The trouble with short story anthologies is that you can never quite tell what you’re going to get. Unless you are familiar with all the writers in the collection, you just have to dive in and hope for the best. Welcome to the Greenhouse is a typical anthology in this regard. Since I’m not a sci-fi fan I’d never heard of any of the authors, and so I dipped in not knowing what to expect.

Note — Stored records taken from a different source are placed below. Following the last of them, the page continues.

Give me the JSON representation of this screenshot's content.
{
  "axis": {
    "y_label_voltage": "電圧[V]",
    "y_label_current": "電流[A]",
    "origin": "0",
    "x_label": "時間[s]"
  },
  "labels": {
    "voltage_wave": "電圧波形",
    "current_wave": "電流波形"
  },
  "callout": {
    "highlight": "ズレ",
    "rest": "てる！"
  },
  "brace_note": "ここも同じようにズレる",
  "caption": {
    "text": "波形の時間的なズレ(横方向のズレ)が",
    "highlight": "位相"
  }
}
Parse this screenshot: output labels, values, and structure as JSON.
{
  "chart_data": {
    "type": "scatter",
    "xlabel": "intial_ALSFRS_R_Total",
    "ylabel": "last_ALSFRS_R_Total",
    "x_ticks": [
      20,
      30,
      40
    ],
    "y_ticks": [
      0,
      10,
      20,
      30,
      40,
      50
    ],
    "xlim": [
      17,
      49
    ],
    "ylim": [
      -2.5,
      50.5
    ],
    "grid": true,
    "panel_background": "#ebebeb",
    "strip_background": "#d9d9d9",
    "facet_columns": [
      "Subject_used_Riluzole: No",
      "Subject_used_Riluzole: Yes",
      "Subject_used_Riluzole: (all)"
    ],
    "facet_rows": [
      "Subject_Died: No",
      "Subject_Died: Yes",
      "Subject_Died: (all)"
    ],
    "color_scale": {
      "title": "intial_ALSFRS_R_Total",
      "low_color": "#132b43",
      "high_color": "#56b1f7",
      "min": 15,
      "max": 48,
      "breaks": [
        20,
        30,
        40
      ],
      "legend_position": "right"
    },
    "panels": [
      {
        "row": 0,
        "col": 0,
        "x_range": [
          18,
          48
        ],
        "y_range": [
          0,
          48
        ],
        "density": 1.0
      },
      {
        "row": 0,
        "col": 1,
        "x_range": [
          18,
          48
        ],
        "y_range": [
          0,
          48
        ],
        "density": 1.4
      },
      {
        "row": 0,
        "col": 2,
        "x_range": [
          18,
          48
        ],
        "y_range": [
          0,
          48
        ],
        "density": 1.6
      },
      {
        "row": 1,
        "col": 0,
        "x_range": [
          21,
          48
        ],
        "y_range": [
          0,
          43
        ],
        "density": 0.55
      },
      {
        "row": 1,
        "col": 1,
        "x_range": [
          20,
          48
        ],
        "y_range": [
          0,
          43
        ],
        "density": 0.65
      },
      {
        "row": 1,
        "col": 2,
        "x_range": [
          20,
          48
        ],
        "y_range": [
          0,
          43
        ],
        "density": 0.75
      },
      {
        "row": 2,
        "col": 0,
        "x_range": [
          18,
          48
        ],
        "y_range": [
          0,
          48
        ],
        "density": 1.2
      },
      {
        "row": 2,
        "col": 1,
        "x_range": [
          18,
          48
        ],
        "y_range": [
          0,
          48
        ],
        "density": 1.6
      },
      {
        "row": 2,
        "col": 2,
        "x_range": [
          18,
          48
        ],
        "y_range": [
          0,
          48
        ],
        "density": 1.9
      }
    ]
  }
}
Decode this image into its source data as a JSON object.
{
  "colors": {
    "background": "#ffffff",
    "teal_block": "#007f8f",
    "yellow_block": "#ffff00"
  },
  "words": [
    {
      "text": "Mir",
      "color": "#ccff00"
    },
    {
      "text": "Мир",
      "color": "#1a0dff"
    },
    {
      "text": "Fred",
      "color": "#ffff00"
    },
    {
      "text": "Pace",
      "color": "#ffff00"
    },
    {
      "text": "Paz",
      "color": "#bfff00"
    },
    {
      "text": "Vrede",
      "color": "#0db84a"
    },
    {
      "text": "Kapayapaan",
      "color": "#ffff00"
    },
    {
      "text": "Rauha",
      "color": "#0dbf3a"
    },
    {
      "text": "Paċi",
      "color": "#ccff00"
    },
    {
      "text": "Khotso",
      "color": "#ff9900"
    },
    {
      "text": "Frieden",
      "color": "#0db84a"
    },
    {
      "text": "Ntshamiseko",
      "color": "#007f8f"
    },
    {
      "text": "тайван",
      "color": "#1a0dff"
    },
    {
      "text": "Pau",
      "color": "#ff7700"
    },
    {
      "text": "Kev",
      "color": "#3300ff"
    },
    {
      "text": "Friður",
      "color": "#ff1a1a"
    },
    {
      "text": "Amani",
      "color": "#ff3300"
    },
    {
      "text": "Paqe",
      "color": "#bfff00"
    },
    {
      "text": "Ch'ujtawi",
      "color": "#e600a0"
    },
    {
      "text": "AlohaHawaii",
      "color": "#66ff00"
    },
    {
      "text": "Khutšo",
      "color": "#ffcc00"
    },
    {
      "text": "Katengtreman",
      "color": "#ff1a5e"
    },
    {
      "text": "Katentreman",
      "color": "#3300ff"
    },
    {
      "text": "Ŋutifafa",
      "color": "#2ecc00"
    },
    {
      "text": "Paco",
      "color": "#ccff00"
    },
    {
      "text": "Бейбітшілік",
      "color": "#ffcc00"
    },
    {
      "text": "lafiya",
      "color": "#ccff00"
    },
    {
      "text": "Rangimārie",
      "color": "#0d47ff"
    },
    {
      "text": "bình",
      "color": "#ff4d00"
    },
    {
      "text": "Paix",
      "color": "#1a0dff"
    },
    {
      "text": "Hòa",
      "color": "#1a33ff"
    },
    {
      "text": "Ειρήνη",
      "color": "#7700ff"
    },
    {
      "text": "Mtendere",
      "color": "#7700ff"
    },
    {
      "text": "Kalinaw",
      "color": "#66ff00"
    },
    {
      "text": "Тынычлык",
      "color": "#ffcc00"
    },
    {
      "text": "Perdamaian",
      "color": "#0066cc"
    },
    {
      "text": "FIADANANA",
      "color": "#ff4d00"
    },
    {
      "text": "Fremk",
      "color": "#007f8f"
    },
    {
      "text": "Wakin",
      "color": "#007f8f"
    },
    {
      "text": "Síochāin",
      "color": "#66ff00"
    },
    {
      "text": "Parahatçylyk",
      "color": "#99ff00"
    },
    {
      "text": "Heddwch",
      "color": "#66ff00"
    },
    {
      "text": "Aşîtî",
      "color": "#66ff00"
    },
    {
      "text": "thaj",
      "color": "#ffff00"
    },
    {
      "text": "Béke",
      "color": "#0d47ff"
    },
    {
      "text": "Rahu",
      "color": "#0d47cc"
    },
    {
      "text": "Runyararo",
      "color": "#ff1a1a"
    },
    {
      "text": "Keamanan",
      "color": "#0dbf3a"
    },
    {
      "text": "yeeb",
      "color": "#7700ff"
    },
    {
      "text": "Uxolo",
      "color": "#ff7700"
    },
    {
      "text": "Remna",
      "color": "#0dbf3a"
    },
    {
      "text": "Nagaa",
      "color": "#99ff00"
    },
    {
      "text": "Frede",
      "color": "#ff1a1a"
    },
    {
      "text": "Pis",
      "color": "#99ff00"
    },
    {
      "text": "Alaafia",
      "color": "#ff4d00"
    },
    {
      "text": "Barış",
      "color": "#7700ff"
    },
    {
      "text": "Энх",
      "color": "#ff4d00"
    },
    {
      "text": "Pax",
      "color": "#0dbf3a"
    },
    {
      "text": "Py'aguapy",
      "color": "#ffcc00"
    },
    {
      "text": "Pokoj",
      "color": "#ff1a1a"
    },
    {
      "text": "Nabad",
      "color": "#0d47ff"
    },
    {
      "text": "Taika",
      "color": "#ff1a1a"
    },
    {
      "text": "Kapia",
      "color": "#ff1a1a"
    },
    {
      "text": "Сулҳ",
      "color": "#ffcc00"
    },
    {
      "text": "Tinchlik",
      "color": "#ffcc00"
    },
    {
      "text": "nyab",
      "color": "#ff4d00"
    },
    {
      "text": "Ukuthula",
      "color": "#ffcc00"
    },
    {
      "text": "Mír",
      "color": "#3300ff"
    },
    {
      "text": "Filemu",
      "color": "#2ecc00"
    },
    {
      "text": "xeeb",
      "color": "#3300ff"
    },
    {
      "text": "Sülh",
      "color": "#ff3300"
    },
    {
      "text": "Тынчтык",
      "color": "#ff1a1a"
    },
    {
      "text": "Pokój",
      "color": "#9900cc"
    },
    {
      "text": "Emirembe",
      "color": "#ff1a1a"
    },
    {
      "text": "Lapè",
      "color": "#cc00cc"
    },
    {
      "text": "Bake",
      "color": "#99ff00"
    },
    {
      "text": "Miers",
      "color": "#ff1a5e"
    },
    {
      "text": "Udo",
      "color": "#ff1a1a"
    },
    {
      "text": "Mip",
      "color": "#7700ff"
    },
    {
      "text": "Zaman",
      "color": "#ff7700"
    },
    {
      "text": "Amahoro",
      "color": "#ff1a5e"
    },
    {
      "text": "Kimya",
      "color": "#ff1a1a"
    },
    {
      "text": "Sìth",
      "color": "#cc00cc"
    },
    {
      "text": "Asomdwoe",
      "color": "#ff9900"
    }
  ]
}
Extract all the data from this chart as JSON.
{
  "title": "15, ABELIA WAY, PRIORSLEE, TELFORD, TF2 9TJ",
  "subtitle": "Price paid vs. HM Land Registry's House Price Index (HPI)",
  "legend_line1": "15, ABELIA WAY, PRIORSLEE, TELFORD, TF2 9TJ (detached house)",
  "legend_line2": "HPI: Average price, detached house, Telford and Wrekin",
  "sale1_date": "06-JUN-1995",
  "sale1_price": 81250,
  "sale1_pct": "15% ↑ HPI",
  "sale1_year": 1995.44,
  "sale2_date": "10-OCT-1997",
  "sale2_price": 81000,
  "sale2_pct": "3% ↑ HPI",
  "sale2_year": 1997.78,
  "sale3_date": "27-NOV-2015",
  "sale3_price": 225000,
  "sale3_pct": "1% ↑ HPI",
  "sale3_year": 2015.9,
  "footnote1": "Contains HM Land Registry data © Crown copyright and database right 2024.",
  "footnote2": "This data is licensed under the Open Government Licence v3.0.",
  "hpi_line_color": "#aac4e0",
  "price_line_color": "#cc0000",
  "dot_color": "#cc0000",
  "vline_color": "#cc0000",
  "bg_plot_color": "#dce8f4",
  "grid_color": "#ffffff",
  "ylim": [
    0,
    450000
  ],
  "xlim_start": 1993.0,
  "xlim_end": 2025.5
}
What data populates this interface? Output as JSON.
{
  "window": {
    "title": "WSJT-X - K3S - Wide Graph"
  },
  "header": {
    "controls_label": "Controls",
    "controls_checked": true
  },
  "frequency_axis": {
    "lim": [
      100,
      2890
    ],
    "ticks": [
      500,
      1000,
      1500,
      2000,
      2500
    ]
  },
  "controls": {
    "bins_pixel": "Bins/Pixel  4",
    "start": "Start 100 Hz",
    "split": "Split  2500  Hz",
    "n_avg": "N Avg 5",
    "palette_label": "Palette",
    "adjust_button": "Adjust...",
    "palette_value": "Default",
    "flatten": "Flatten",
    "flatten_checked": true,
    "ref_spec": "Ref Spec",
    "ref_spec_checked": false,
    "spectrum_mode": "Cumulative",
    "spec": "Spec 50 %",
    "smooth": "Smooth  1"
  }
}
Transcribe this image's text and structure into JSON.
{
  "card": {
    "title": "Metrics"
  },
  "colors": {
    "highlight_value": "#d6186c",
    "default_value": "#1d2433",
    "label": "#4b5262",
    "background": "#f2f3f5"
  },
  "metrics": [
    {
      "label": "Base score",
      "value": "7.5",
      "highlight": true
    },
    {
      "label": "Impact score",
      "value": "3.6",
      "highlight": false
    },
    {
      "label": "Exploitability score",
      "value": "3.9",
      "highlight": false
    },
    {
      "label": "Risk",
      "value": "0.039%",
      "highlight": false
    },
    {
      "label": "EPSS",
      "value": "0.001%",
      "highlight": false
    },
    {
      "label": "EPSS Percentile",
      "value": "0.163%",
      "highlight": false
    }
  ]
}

What I got was a mixed bag. Some fine stories, some dull, some too badly written to finish. The best were the ones that were on the quirky side, the worst depressing or violent. My three favourites all worked because of their originality: “Damned when you do” by Jeff Carlson follows the fortune of a miraculous baby that unites the world whilst taking on its suffering; “Not a Problem” by Matthew Hughes is a blackly comic account of a multi-billionaire trying to screw a dying world, which has a very satisfying pay-off if you are not keen on nasty multibillionaires; “The Men of Summer” by David Prill is an unsettling story where a woman lives in a world of endless summer romances.
“The Master of the Aviary” by Bruce Sterling was also pretty interesting: a civilisation surviving in a protected bubble deals with dissent by all-too-familiar methods. But I found others less engaging. “The Bridge” by George Guthridge and “The California Queen Comes A-Calling” by Pat MacEwen were both well-written but set in worlds so dystopic and violent I found them difficult to read. “That Creeping Sensation” by Alan Dean Forster made an infuriating biological error, suggesting insects could grow bigger in an oxygen-rich climate (they can’t, their exoskeletons would get too heavy to support them) which undermined an otherwise entertaining story.
“Fishcakes” by Ray Vukcevich, has a man leaving virtual reality to visit an online friend in real life (a similar idea to E M Forster’s wonderful story “When the Machine Stops” but sadly not so well told). It started well, but I became confused as to which world the characters were in, and the end was underwhelming. “Farmearth” by Paul Di Filippo also features a blend between virtual and real worlds as a teenager tries to blag his way into a computer game that cleans up a poisoned world. Another interesting idea that lost me through the over-use of techno-language. While “The Middle of Somewhere” by Judith Moffett, and “Turtle Love” by Joseph Green were simply too earnest for me to enjoy them.
Although there were some reasonably good stories in this collection, I wouldn’t go out of my way to read it. But I would recommend it to any PN readers who are science fiction fans too. I’m sure you’ll love it.